Am I right in thinking that speed wise, L1 > L2 > L3?

To make things more complicated, how is the SandyBridge's new Micro-Op cache different than traditional caches? Aren't they all just storing instructions?
 

IntelUser2000

Elite Member
Oct 14, 2003
8,686
3,787
136
First question: Yes

Second question: On the L1 caches its seperated into two, one for data and one for instructions. All the other levels are unified.

Sandy Bridge's micro op cache only stores decoded instructions, while the regular cache stores regular x86 instructions.
 

lexspop

Junior Member
Sep 14, 2010
4
0
0
First question: Yes

Second question: On the L1 caches its seperated into two, one for data and one for instructions. All the other levels are unified.

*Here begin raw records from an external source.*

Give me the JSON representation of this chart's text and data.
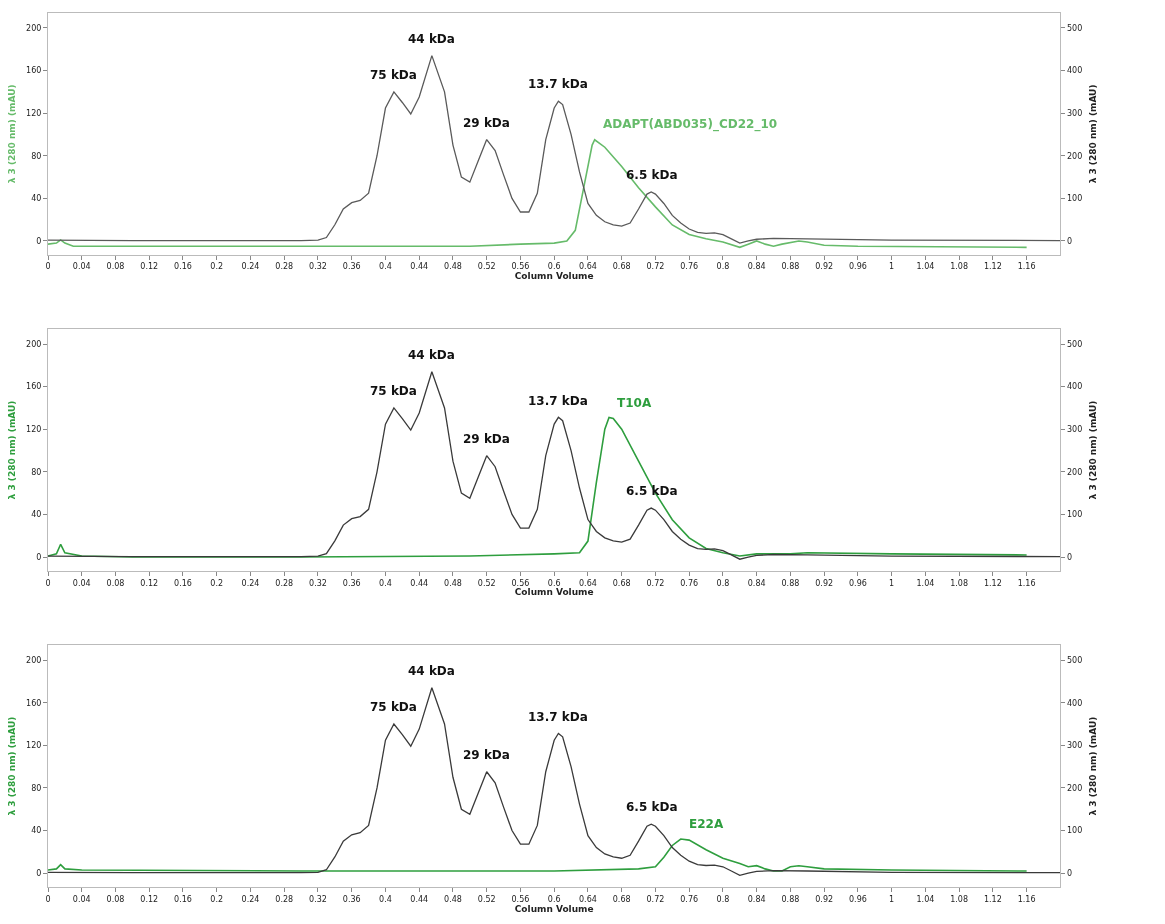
{
  "chart_data": [
    {
      "type": "line",
      "xlabel": "Column Volume",
      "ylabel": "λ 3 (280 nm) (mAU)",
      "y2label": "λ 3 (280 nm) (mAU)",
      "xlim": [
        0,
        1.2
      ],
      "ylim": [
        -13,
        214
      ],
      "y2lim": [
        -32.5,
        535
      ],
      "xticks": [
        0,
        0.04,
        0.08,
        0.12,
        0.16,
        0.2,
        0.24,
        0.28,
        0.32,
        0.36,
        0.4,
        0.44,
        0.48,
        0.52,
        0.56,
        0.6,
        0.64,
        0.68,
        0.72,
        0.76,
        0.8,
        0.84,
        0.88,
        0.92,
        0.96,
        1,
        1.04,
        1.08,
        1.12,
        1.16
      ],
      "yticks": [
        0,
        40,
        80,
        120,
        160,
        200
      ],
      "y2ticks": [
        0,
        100,
        200,
        300,
        400,
        500
      ],
      "legend": false,
      "marker": "none",
      "line_style": "solid",
      "annotations": [
        {
          "text": "75 kDa",
          "x": 0.41,
          "y": 140
        },
        {
          "text": "44 kDa",
          "x": 0.455,
          "y": 174
        },
        {
          "text": "29 kDa",
          "x": 0.52,
          "y": 95
        },
        {
          "text": "13.7 kDa",
          "x": 0.605,
          "y": 131
        },
        {
          "text": "6.5 kDa",
          "x": 0.715,
          "y": 46
        }
      ],
      "series": [
        {
          "color": "#5a5a5a",
          "axis": "y2",
          "x": [
            0,
            0.1,
            0.3,
            0.32,
            0.33,
            0.34,
            0.35,
            0.36,
            0.37,
            0.38,
            0.39,
            0.4,
            0.41,
            0.42,
            0.43,
            0.44,
            0.455,
            0.47,
            0.48,
            0.49,
            0.5,
            0.51,
            0.52,
            0.53,
            0.54,
            0.55,
            0.56,
            0.57,
            0.58,
            0.59,
            0.6,
            0.605,
            0.61,
            0.62,
            0.63,
            0.64,
            0.65,
            0.66,
            0.67,
            0.68,
            0.69,
            0.7,
            0.71,
            0.715,
            0.72,
            0.73,
            0.74,
            0.75,
            0.76,
            0.77,
            0.78,
            0.79,
            0.8,
            0.81,
            0.82,
            0.83,
            0.84,
            0.86,
            0.9,
            1.0,
            1.2
          ],
          "values": [
            2,
            1,
            1,
            2,
            8,
            38,
            75,
            90,
            95,
            112,
            200,
            312,
            350,
            325,
            298,
            338,
            435,
            350,
            225,
            150,
            138,
            188,
            238,
            212,
            155,
            100,
            68,
            68,
            112,
            238,
            312,
            328,
            320,
            250,
            162,
            88,
            60,
            45,
            38,
            35,
            42,
            75,
            110,
            115,
            110,
            88,
            60,
            42,
            28,
            20,
            18,
            19,
            15,
            5,
            -5,
            0,
            4,
            6,
            5,
            2,
            1
          ]
        },
        {
          "name": "ADAPT(ABD035)_CD22_10",
          "color": "#66bb6a",
          "x": [
            0,
            0.01,
            0.015,
            0.02,
            0.03,
            0.1,
            0.5,
            0.56,
            0.6,
            0.615,
            0.625,
            0.635,
            0.645,
            0.648,
            0.66,
            0.68,
            0.7,
            0.72,
            0.74,
            0.76,
            0.78,
            0.8,
            0.82,
            0.83,
            0.84,
            0.85,
            0.86,
            0.87,
            0.89,
            0.9,
            0.92,
            0.96,
            1.16
          ],
          "values": [
            -3,
            -2,
            1,
            -2,
            -5,
            -5,
            -5,
            -3,
            -2,
            0,
            10,
            50,
            90,
            95,
            88,
            70,
            50,
            32,
            15,
            6,
            2,
            -1,
            -6,
            -3,
            0,
            -3,
            -5,
            -3,
            0,
            -1,
            -4,
            -5,
            -6
          ]
        }
      ]
    },
    {
      "type": "line",
      "xlabel": "Column Volume",
      "ylabel": "λ 3 (280 nm) (mAU)",
      "y2label": "λ 3 (280 nm) (mAU)",
      "xlim": [
        0,
        1.2
      ],
      "ylim": [
        -13,
        214
      ],
      "y2lim": [
        -32.5,
        535
      ],
      "xticks": [
        0,
        0.04,
        0.08,
        0.12,
        0.16,
        0.2,
        0.24,
        0.28,
        0.32,
        0.36,
        0.4,
        0.44,
        0.48,
        0.52,
        0.56,
        0.6,
        0.64,
        0.68,
        0.72,
        0.76,
        0.8,
        0.84,
        0.88,
        0.92,
        0.96,
        1,
        1.04,
        1.08,
        1.12,
        1.16
      ],
      "yticks": [
        0,
        40,
        80,
        120,
        160,
        200
      ],
      "y2ticks": [
        0,
        100,
        200,
        300,
        400,
        500
      ],
      "legend": false,
      "marker": "none",
      "line_style": "solid",
      "annotations": [
        {
          "text": "75 kDa",
          "x": 0.41,
          "y": 140
        },
        {
          "text": "44 kDa",
          "x": 0.455,
          "y": 174
        },
        {
          "text": "29 kDa",
          "x": 0.52,
          "y": 95
        },
        {
          "text": "13.7 kDa",
          "x": 0.605,
          "y": 131
        },
        {
          "text": "6.5 kDa",
          "x": 0.715,
          "y": 46
        }
      ],
      "series": [
        {
          "color": "#3a3a3a",
          "axis": "y2",
          "x": [
            0,
            0.1,
            0.3,
            0.32,
            0.33,
            0.34,
            0.35,
            0.36,
            0.37,
            0.38,
            0.39,
            0.4,
            0.41,
            0.42,
            0.43,
            0.44,
            0.455,
            0.47,
            0.48,
            0.49,
            0.5,
            0.51,
            0.52,
            0.53,
            0.54,
            0.55,
            0.56,
            0.57,
            0.58,
            0.59,
            0.6,
            0.605,
            0.61,
            0.62,
            0.63,
            0.64,
            0.65,
            0.66,
            0.67,
            0.68,
            0.69,
            0.7,
            0.71,
            0.715,
            0.72,
            0.73,
            0.74,
            0.75,
            0.76,
            0.77,
            0.78,
            0.79,
            0.8,
            0.81,
            0.82,
            0.83,
            0.84,
            0.86,
            0.9,
            1.0,
            1.2
          ],
          "values": [
            2,
            1,
            1,
            2,
            8,
            38,
            75,
            90,
            95,
            112,
            200,
            312,
            350,
            325,
            298,
            338,
            435,
            350,
            225,
            150,
            138,
            188,
            238,
            212,
            155,
            100,
            68,
            68,
            112,
            238,
            312,
            328,
            320,
            250,
            162,
            88,
            60,
            45,
            38,
            35,
            42,
            75,
            110,
            115,
            110,
            88,
            60,
            42,
            28,
            20,
            18,
            19,
            15,
            5,
            -5,
            0,
            4,
            6,
            5,
            2,
            1
          ]
        },
        {
          "name": "T10A",
          "color": "#2e9e3e",
          "x": [
            0,
            0.01,
            0.015,
            0.02,
            0.04,
            0.1,
            0.3,
            0.5,
            0.6,
            0.63,
            0.64,
            0.65,
            0.66,
            0.665,
            0.67,
            0.68,
            0.7,
            0.72,
            0.74,
            0.76,
            0.78,
            0.8,
            0.82,
            0.84,
            0.88,
            0.9,
            1.0,
            1.16
          ],
          "values": [
            1,
            3,
            12,
            4,
            1,
            0,
            0,
            1,
            3,
            4,
            15,
            70,
            120,
            131,
            130,
            120,
            90,
            60,
            35,
            18,
            8,
            4,
            1,
            3,
            3,
            4,
            3,
            2
          ]
        }
      ]
    },
    {
      "type": "line",
      "xlabel": "Column Volume",
      "ylabel": "λ 3 (280 nm) (mAU)",
      "y2label": "λ 3 (280 nm) (mAU)",
      "xlim": [
        0,
        1.2
      ],
      "ylim": [
        -13,
        214
      ],
      "y2lim": [
        -32.5,
        535
      ],
      "xticks": [
        0,
        0.04,
        0.08,
        0.12,
        0.16,
        0.2,
        0.24,
        0.28,
        0.32,
        0.36,
        0.4,
        0.44,
        0.48,
        0.52,
        0.56,
        0.6,
        0.64,
        0.68,
        0.72,
        0.76,
        0.8,
        0.84,
        0.88,
        0.92,
        0.96,
        1,
        1.04,
        1.08,
        1.12,
        1.16
      ],
      "yticks": [
        0,
        40,
        80,
        120,
        160,
        200
      ],
      "y2ticks": [
        0,
        100,
        200,
        300,
        400,
        500
      ],
      "legend": false,
      "marker": "none",
      "line_style": "solid",
      "annotations": [
        {
          "text": "75 kDa",
          "x": 0.41,
          "y": 140
        },
        {
          "text": "44 kDa",
          "x": 0.455,
          "y": 174
        },
        {
          "text": "29 kDa",
          "x": 0.52,
          "y": 95
        },
        {
          "text": "13.7 kDa",
          "x": 0.605,
          "y": 131
        },
        {
          "text": "6.5 kDa",
          "x": 0.715,
          "y": 46
        }
      ],
      "series": [
        {
          "color": "#3a3a3a",
          "axis": "y2",
          "x": [
            0,
            0.1,
            0.3,
            0.32,
            0.33,
            0.34,
            0.35,
            0.36,
            0.37,
            0.38,
            0.39,
            0.4,
            0.41,
            0.42,
            0.43,
            0.44,
            0.455,
            0.47,
            0.48,
            0.49,
            0.5,
            0.51,
            0.52,
            0.53,
            0.54,
            0.55,
            0.56,
            0.57,
            0.58,
            0.59,
            0.6,
            0.605,
            0.61,
            0.62,
            0.63,
            0.64,
            0.65,
            0.66,
            0.67,
            0.68,
            0.69,
            0.7,
            0.71,
            0.715,
            0.72,
            0.73,
            0.74,
            0.75,
            0.76,
            0.77,
            0.78,
            0.79,
            0.8,
            0.81,
            0.82,
            0.83,
            0.84,
            0.86,
            0.9,
            1.0,
            1.2
          ],
          "values": [
            2,
            1,
            1,
            2,
            8,
            38,
            75,
            90,
            95,
            112,
            200,
            312,
            350,
            325,
            298,
            338,
            435,
            350,
            225,
            150,
            138,
            188,
            238,
            212,
            155,
            100,
            68,
            68,
            112,
            238,
            312,
            328,
            320,
            250,
            162,
            88,
            60,
            45,
            38,
            35,
            42,
            75,
            110,
            115,
            110,
            88,
            60,
            42,
            28,
            20,
            18,
            19,
            15,
            5,
            -5,
            0,
            4,
            6,
            5,
            2,
            1
          ]
        },
        {
          "name": "E22A",
          "color": "#2e9e3e",
          "x": [
            0,
            0.01,
            0.015,
            0.02,
            0.04,
            0.3,
            0.6,
            0.7,
            0.72,
            0.73,
            0.74,
            0.75,
            0.76,
            0.78,
            0.8,
            0.82,
            0.83,
            0.84,
            0.85,
            0.86,
            0.87,
            0.88,
            0.89,
            0.9,
            0.92,
            1.0,
            1.16
          ],
          "values": [
            3,
            4,
            8,
            4,
            3,
            2,
            2,
            4,
            6,
            15,
            26,
            32,
            31,
            22,
            14,
            9,
            6,
            7,
            4,
            2,
            2,
            6,
            7,
            6,
            4,
            3,
            2
          ]
        }
      ]
    }
  ]
}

Sandy Bridge's micro op cache only stores decoded instructions, while the regular cache stores regular x86 instructions.

Thanks for the quick reply! These forums rock.

As for the last part of you reply, I'm guessing it's faster to re-use decoded instructions than regular x86 instructions?
 

Hard Ball

Senior member
Jul 3, 2005
594
0
0
First post! (for me, anyway)

Am I right in thinking that speed wise, L1 > L2 > L3?

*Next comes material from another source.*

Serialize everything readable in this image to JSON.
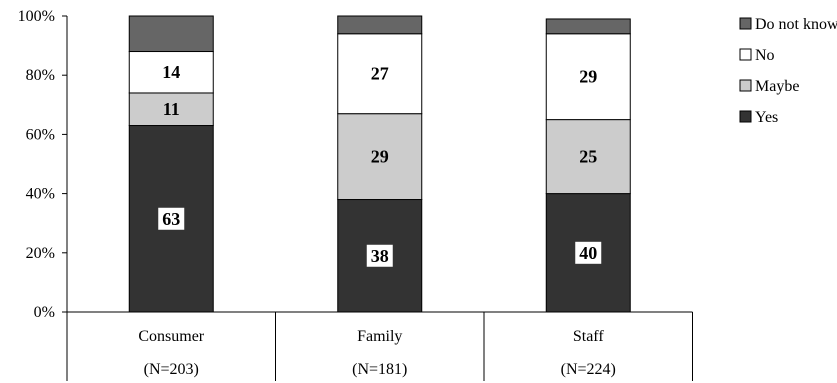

To make things more complicated, how is the SandyBridge's new Micro-Op cache different than traditional caches? Aren't they all just storing instructions?

Inteluser2000 already gave you a good answer, but perhaps I can provide a somewhat more nuanced answer.

I'm not sure what exactly you mean by 'speed'. Assuming you mean access latency, then it would be:
L1 < L2 < L3

If you mean the number of requests serviced per unit of time, then as I understand it, it would be:
L1 > L2 >= L3

In terms of the L0 I cache in the front end, it likely stores partially decoded instructions. Current CISC microarchitectures all contain two main components in their decode stages of the pipeline (sometimes other functionalities as well, such as detecting ops that can be fused). The x86 decode, which converts the compiler compatible representation into its native representation for the remainder of the pipeline. Format decode, which determines which bits of the instruction goes to which part of the instruction control circuitry, or to following datapath (for immediates); which format is generally determined by the number of regsiter operands and immediate operands, as well as by the length of the op-code.

For most of the designs out there that contain some instruction $ holding processor internal representation of a CISC ISA, the representation in the L0 is has usually gone through the first major component of decode, but not the second. Sandy bridge probably has this implementation too.

Hope this helps.